Databricks Workspace Migration: Seeding a New Streaming Pipeline from Old Bronze Data

Table of Contents

Problem: Retaining State During Workspace Migration #

Recently, I was asked to move an Azure Databricks workspace to a new subscription. As direct migration is not supported, creating a new workspace is generally required. Since I had used Infrastructure as Code (IaC) to set up the Azure infrastructure and Databricks Asset Bundles (DAB) to set up the Databricks assets, this was relatively easy to do.

However, while DAB handles table creation, the new environment starts with an empty state. If the pipeline relies on processing historical messages from an Event Hub (persisted in an old Bronze Delta table), simply rerunning the new pipeline will cause it to miss all prior events unless the Event Hub retention is sufficient, which is often not the case. We need to initialize the new Bronze table with the historical data from the old workspace.
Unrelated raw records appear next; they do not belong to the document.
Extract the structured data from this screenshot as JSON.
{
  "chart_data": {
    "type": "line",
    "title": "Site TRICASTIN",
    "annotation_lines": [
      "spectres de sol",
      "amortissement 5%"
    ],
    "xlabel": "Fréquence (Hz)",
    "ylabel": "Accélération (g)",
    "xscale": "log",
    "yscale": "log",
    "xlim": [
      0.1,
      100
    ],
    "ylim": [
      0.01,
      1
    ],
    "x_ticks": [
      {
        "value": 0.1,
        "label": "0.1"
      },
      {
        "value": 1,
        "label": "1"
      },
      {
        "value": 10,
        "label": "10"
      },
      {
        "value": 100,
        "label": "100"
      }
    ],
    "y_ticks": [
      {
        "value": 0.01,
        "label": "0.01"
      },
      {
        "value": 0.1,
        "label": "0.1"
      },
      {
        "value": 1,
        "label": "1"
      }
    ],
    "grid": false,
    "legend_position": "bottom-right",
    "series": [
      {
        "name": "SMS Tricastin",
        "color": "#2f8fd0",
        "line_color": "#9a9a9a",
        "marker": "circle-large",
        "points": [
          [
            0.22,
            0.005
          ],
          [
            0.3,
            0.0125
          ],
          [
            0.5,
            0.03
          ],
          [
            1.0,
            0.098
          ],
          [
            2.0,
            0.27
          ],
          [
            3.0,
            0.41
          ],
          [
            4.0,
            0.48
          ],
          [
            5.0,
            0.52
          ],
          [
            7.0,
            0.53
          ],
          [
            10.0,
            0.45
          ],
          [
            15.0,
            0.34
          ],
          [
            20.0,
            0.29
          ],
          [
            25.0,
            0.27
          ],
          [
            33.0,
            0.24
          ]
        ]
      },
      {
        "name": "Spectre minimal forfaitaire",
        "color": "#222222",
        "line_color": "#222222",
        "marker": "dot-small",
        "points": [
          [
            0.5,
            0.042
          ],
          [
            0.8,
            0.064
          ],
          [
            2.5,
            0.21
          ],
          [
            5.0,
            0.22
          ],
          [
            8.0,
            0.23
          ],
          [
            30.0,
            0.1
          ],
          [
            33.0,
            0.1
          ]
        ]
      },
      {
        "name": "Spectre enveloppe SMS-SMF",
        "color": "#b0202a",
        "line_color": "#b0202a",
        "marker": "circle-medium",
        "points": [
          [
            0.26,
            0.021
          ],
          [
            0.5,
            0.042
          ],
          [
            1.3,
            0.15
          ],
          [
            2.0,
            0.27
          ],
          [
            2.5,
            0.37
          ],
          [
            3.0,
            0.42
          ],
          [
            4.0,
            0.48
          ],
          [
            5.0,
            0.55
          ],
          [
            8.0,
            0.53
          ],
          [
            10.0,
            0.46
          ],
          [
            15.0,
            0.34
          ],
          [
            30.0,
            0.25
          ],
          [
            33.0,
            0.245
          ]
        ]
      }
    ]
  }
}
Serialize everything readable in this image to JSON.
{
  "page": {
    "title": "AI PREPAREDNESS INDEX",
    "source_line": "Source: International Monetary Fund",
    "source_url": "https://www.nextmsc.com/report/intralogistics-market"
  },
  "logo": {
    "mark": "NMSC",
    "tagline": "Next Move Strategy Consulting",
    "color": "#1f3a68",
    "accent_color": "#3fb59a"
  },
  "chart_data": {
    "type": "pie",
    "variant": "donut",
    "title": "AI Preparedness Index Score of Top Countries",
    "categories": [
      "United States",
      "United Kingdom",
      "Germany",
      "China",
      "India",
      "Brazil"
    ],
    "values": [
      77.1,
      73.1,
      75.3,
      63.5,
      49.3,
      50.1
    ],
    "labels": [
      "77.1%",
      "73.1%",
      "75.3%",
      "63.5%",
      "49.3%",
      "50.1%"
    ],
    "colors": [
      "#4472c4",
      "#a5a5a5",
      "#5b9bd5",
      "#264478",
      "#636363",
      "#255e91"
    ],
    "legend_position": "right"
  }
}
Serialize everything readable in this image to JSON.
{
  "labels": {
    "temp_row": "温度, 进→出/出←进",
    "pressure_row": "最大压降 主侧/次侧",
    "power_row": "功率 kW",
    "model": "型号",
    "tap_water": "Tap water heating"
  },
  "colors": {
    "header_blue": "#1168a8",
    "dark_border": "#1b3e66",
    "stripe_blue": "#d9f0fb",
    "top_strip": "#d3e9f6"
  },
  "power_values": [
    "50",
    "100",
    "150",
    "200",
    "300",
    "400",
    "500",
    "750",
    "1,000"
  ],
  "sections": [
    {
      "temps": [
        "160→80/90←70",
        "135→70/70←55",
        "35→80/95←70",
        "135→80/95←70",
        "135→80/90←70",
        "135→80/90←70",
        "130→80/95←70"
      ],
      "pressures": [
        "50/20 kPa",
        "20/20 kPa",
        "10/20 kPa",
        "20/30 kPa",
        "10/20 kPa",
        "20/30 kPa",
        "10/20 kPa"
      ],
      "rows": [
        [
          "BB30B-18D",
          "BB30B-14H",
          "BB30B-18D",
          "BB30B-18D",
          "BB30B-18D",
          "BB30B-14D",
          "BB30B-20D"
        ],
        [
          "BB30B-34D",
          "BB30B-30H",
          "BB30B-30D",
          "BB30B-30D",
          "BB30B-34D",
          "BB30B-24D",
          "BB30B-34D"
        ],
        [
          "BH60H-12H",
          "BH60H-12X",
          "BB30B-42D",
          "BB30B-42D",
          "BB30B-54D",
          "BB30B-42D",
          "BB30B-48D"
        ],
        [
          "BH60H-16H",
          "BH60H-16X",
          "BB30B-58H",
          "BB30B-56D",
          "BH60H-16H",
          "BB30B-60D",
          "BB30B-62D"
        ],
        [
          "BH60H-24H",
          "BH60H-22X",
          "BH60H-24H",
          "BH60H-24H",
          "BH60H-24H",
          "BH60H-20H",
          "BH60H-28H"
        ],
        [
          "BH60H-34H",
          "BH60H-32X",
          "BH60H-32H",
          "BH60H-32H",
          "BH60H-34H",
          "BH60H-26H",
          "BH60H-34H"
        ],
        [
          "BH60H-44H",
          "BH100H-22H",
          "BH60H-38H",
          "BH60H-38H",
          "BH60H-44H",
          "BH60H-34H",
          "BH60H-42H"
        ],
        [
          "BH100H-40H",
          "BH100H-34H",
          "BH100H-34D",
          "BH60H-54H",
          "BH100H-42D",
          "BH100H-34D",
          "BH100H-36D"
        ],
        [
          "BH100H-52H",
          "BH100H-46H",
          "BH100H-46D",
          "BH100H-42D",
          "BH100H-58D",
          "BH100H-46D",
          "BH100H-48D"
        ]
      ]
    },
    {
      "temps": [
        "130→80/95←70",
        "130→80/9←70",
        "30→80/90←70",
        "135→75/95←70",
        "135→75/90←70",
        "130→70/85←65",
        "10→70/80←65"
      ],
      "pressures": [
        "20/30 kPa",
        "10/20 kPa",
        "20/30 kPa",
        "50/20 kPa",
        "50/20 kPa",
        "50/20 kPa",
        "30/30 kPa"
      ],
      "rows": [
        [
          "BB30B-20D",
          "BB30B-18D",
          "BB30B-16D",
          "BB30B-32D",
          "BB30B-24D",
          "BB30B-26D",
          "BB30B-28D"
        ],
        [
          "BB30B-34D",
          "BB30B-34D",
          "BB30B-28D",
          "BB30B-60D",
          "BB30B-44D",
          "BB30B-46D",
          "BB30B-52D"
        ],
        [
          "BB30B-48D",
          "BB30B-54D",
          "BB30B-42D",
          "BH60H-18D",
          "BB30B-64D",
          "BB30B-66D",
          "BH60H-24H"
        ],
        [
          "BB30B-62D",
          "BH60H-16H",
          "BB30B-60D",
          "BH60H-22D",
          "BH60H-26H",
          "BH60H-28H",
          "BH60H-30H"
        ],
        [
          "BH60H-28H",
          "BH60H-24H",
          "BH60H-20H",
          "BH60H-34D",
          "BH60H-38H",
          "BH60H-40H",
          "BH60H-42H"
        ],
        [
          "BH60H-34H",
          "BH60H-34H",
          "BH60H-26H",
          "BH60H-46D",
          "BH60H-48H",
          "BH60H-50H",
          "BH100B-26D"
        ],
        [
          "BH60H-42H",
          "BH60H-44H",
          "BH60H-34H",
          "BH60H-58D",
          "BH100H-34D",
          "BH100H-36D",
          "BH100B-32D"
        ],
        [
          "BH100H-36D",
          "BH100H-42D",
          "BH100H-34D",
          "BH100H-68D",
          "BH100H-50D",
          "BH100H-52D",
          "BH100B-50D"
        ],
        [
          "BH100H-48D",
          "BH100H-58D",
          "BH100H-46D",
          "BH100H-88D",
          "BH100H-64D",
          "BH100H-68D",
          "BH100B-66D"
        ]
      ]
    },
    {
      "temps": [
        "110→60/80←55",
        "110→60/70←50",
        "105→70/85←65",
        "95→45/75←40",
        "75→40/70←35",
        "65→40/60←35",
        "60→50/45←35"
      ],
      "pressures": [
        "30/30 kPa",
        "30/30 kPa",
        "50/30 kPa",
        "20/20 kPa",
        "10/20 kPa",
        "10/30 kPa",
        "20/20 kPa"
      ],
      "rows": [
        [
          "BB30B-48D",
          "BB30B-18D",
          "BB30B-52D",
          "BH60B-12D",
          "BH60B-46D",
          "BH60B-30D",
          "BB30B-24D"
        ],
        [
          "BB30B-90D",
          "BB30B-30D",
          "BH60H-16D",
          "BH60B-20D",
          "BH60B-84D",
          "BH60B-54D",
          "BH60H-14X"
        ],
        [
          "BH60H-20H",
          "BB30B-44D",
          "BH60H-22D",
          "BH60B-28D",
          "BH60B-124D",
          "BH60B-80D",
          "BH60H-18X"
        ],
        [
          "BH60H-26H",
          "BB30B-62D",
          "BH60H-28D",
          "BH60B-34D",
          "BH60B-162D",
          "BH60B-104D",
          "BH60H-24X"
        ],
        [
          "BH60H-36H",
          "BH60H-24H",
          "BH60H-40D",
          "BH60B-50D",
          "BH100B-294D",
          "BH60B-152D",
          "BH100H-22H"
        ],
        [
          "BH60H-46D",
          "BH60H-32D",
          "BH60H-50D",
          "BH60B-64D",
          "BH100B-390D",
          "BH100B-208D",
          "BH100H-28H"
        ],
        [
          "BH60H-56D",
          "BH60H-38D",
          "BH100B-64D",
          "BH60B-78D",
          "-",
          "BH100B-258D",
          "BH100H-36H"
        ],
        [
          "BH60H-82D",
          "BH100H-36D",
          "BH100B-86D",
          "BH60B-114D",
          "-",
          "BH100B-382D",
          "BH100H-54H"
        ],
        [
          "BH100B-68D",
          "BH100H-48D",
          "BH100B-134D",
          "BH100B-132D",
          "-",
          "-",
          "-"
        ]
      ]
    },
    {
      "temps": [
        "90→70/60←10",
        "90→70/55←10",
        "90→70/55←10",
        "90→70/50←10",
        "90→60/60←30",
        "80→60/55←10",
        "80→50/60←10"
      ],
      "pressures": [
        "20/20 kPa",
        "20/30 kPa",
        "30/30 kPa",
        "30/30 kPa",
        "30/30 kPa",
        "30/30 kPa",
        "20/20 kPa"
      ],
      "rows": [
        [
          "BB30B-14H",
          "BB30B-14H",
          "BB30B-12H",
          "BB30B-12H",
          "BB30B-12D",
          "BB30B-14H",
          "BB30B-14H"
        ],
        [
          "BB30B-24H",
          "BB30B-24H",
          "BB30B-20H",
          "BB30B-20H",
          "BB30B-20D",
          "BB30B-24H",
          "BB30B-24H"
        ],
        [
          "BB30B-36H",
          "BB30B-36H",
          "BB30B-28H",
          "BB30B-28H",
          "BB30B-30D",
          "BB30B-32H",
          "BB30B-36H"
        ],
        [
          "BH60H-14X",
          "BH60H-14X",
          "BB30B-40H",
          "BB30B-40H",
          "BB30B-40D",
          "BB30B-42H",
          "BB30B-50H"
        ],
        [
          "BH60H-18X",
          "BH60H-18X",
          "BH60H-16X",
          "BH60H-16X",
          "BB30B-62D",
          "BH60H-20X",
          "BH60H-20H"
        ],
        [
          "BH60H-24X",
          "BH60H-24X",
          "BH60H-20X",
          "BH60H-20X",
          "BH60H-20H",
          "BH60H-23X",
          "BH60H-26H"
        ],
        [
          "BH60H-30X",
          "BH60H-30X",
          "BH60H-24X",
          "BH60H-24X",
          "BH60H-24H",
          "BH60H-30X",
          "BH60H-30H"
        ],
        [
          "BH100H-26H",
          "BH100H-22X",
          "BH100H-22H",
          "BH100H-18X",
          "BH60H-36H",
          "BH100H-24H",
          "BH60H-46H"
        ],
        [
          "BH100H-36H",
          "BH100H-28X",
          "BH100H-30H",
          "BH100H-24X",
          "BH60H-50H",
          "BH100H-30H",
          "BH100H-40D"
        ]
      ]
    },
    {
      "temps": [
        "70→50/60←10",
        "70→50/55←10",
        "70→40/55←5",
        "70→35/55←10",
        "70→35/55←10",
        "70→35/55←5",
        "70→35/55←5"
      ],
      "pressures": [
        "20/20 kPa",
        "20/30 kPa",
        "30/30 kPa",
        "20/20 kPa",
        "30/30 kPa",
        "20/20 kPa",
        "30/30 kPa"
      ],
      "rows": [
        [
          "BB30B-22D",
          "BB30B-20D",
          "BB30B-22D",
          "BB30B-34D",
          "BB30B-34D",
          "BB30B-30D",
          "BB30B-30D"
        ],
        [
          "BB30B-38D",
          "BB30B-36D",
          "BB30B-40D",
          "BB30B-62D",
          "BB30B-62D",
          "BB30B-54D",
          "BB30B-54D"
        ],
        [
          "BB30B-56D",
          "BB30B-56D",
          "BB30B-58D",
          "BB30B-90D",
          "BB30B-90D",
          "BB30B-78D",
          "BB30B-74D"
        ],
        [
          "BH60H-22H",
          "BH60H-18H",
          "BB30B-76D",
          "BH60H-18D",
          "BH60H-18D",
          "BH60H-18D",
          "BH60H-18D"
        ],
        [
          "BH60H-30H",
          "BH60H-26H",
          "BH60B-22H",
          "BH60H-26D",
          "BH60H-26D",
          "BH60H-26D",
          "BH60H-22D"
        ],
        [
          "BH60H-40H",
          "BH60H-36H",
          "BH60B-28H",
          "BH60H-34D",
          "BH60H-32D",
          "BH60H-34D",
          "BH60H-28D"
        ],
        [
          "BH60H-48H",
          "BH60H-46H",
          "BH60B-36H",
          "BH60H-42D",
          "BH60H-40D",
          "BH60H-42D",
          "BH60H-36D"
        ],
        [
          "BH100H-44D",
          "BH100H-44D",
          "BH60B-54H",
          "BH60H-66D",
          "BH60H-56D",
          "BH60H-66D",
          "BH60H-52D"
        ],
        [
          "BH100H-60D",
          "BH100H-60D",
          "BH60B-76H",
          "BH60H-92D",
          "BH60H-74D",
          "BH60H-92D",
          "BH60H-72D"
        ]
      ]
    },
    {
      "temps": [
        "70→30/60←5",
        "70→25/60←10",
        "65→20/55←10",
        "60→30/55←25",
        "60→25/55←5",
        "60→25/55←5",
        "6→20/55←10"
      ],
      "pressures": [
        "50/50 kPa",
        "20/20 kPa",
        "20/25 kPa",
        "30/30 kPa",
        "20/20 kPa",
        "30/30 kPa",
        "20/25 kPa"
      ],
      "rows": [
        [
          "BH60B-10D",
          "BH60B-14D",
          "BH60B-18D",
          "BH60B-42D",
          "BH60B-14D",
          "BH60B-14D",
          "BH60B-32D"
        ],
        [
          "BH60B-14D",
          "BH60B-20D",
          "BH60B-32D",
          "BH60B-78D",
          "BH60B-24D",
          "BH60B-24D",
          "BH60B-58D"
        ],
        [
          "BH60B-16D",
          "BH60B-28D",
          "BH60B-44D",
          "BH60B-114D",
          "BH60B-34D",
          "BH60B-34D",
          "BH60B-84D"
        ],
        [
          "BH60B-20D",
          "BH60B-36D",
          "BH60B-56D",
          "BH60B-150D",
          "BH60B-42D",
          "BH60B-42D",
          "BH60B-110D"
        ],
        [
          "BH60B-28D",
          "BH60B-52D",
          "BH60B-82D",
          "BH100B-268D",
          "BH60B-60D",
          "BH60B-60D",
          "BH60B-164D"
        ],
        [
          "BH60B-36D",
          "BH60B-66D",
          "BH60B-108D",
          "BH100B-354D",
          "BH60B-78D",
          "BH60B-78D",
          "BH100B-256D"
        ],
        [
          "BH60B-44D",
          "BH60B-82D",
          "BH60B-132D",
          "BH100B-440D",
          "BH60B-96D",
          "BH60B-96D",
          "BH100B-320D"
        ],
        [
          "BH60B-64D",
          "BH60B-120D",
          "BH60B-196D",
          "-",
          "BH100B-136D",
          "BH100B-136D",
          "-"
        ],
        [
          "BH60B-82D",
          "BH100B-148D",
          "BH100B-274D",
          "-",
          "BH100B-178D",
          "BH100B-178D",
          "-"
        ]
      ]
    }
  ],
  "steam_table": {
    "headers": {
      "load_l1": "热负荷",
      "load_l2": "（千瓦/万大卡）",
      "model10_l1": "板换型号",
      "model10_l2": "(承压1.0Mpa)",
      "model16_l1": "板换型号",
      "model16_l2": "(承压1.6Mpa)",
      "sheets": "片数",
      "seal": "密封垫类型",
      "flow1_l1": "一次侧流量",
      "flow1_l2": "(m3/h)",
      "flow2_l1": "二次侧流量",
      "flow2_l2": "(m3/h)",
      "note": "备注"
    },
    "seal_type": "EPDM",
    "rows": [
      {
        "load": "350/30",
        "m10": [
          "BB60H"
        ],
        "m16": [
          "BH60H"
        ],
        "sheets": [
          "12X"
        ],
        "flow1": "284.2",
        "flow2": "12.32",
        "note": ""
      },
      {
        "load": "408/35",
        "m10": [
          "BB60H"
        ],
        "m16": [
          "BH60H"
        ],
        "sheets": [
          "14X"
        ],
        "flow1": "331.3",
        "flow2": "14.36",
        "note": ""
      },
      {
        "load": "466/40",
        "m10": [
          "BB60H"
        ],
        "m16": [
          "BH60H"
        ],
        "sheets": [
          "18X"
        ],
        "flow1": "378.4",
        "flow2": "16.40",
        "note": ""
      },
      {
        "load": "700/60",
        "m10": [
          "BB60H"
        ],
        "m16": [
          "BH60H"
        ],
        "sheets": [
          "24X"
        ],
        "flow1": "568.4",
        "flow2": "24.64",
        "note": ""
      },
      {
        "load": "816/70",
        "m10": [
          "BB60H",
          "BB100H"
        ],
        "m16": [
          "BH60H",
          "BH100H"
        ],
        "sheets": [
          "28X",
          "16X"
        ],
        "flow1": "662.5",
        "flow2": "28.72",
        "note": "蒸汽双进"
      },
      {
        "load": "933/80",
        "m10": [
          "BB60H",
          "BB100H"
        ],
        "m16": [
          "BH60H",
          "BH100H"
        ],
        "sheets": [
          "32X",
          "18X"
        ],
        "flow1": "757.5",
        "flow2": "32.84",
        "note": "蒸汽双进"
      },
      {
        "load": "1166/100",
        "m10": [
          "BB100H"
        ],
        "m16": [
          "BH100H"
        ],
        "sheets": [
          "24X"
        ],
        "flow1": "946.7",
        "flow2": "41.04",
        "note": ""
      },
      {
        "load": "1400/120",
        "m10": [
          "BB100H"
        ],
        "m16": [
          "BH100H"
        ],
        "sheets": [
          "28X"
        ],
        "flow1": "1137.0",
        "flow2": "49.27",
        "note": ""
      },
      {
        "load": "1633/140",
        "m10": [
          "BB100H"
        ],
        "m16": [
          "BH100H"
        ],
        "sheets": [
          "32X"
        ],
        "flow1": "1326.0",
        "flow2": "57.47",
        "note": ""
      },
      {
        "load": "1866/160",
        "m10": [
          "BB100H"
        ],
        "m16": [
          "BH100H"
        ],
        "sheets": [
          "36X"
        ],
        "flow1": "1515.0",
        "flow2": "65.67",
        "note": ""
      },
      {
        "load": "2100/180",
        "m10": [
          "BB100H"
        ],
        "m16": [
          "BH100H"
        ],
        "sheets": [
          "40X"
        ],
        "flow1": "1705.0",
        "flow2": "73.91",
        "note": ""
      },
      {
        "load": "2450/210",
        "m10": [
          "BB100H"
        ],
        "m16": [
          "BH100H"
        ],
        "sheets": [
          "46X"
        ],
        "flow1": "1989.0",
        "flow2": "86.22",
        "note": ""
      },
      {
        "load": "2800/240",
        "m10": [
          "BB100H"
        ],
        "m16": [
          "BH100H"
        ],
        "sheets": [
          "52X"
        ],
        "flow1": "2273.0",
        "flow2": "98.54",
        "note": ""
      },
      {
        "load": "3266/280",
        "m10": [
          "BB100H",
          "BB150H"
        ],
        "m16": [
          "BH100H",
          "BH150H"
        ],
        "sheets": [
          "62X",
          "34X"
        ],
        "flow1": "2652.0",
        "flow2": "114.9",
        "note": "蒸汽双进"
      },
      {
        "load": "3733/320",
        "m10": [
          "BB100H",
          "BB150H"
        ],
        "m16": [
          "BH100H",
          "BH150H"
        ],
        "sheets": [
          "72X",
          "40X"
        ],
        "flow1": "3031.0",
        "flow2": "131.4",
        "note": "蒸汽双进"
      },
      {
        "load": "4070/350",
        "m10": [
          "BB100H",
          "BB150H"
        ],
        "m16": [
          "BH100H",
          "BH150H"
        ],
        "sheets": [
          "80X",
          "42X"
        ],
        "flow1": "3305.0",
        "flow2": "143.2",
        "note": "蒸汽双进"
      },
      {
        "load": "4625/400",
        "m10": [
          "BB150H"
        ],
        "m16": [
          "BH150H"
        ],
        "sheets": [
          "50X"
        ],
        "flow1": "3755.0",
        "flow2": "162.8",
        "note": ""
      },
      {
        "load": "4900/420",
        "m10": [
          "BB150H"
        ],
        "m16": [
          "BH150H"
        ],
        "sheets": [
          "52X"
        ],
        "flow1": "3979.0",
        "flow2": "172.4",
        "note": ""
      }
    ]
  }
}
Solution: Cross-Catalog Append for Stream Initialization #

The solution leverages the ability to read tables across different Workspaces, assuming the executing user has SELECT permissions on both catalogs:

Initialize Tables: Deploy and run the new pipeline once. This action creates the empty Bronze, Silver, and Gold Delta tables in the new workspace’s catalog schema.
Copy Bronze Data: Use a PySpark notebook on a cluster in the new workspace to read the entire historical Bronze table from the old catalog and append it to the newly created, empty Bronze table.

# Assuming both the old and new catalogs are accessible and the user has SELECT permission.
# Replace 'old_catalog' and 'new_catalog' with your actual catalog names.
# Here it is assumed that the schema name is the same for old and new workspace,
# otherwise adjust accordingly

print("Reading data from old workspace/catalog...")
df = spark.read.table("old_catalog.raw_data.bronze_raw_events")

print(f"Read {df.count()} rows. Appending to new bronze table...")
df.write \
    .format("delta") \
    .mode("append") \
    .saveAsTable("new_catalog.raw_data.bronze_raw_events")

print("Append complete. Rerun the streaming pipeline.")

Final Pipeline Run: Rerun the streaming pipeline. The pipeline will read the appended data, stream it through the Silver layers, and materialize the Gold views, effectively synchronizing the data state.

Note: Order is important! I also tried to first copy the data into the new catalog and then run the pipeline. This does not work because the pipeline tries to create the table on its first run - but cannot as it already exists.